Y esa es, precisamente, la cuestión existencial que afronta la Unión Europea, aquí, y ahora. Ser hija de su tiempo, ser dueña de su destino. No lo tiene claro. Y Vladímir Putin y Xi Jinping lo saben.
Moscú y Pekín se introducen en las grietas de esa inadaptación, de la idiosincrasia de una entidad supranacional que no está en condiciones de responder con la rapidez y vehemencia que requiere este tiempo veloz y descarnado. Rusia nos pone a prueba con un desafío brutal, amasando 100.000 soldados en la frontera de Ucrania; China con un boicot radical a todo producto fabricado con componentes lituanos a cuenta de un litigio sobre el establecimiento en el país báltico de una legación diplomática taiwanesa en términos que desagradan a Pekín.

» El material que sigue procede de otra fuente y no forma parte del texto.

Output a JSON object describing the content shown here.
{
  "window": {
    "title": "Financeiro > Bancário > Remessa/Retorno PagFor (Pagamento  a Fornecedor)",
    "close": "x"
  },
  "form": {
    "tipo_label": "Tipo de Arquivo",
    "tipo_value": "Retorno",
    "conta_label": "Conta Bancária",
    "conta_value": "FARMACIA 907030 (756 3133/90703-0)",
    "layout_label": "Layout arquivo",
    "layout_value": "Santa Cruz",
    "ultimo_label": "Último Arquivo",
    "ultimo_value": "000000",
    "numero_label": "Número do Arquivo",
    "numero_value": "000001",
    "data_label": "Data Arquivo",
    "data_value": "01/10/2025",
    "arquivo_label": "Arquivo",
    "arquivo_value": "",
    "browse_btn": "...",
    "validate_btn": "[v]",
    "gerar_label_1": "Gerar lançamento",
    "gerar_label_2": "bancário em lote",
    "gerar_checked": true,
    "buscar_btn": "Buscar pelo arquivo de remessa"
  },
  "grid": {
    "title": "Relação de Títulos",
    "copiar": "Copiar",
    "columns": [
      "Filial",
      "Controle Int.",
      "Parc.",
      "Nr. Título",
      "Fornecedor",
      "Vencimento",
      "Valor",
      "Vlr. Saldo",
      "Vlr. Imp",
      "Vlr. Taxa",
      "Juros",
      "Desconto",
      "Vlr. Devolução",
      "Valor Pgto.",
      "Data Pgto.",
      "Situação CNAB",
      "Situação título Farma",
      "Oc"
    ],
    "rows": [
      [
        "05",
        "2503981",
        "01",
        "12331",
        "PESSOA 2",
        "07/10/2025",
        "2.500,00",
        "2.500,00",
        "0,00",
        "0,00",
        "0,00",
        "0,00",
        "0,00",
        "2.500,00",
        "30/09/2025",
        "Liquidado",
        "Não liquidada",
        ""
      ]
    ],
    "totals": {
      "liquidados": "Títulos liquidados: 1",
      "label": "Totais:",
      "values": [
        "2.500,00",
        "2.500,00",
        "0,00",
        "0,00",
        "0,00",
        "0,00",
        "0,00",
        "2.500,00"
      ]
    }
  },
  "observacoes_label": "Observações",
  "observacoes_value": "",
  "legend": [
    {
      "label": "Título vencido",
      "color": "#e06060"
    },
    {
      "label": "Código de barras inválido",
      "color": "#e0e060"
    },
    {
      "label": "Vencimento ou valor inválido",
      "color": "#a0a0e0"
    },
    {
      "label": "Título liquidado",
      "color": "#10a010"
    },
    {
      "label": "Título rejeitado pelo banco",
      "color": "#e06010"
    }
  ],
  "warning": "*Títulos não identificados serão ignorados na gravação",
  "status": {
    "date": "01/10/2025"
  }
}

Ambos desafíos evidencian la palmaria insensatez para los países europeos —incluso el más poderoso— de estar solos en el mundo; ambos subrayan las graves dificultades para lograr estar unidos.
El momento es particularmente complicado, y eso también lo saben Putin y Xi. Un Gobierno de coalición recién instalado en Berlín que tiene precisamente en las diferentes sensibilidades en materia de exteriores uno de sus principales elementos de inestabilidad; una Francia que se dirige a elecciones presidenciales en breve, y con destacados líderes políticos muy empáticos con Moscú; una Italia en medio de una agitada transición de poder con el cambio en la jefatura del Estado que afecta a la continuidad del Ejecutivo. Más allá de la UE, un Reino Unido sumido en una tesitura política lamentable, y una presidencia estadounidense con mil dificultades.
Los desafíos planteados requieren unión y firmeza, todos lo saben. La UE asume esos principios, pero la declinación de los mismos deja ver a trasluz riesgos de división y debilidad. Los europeos preparan sanciones contra Rusia en caso de que ataque a Ucrania y llevan a China a la OMC. Son pasos en la dirección correcta, pero no despejan grandes dudas sobre cómo irá la carrera. Se perciben ciertas reticencias de Berlín; ciertos cálculos de Macron para utilizar la crisis para consolidar su proyección en plena campaña; cierta propensión de la potente industria italiana a anteponer la pecunia a ciertos valores; cierta inclinación de áreas izquierdistas a cabalgar la pancarta del ‘no a la guerra’ con pocos matices, como si fuese lo mismo invadir Irak sin ningún motivo comprobado o intentar disuadir la agresión inmotivada de un régimen autoritario a una democracia.
Por supuesto, hay quienes impulsan con fuerza a la UE en el viaje hacia una mayor integración para defenderse y proyectarse mejor en el mundo. Se necesita más política exterior y de defensa común; más decisiones por mayorías cualificadas, menos unanimidad; más coordinación de la industria de la defensa, incluso por encima de un batallón común, quizá más simbólico pero menos importante. Algo se mueve en esa dirección. Sin embargo, los lastres —los intereses nacionales o, directamente, el nacionalismo— son pesados. La Unión avanza, pero el tiempo, nuestro tiempo, corre más rápido, con tres potencias unitarias y musculares (EEUU; China y Rusia) que marcan un paso endiablado.
Se los reconoce enseguida, dice Grossman, a los hijos de otro tiempo. En la calle, en los partidos, en los despachos, y en las redacciones. Por supuesto, puede haber nobleza en el apego inquebrantable a valores de otro tiempo, satisfacción en mantenerlos y en oponerse a insensateces de la modernidad. Pero es muy fácil cruzar la frontera detrás de la cual se halla la inadaptación al tiempo presente. Ese suele ser territorio de dependencia, autoconmiseración y dolor. De infelicidad.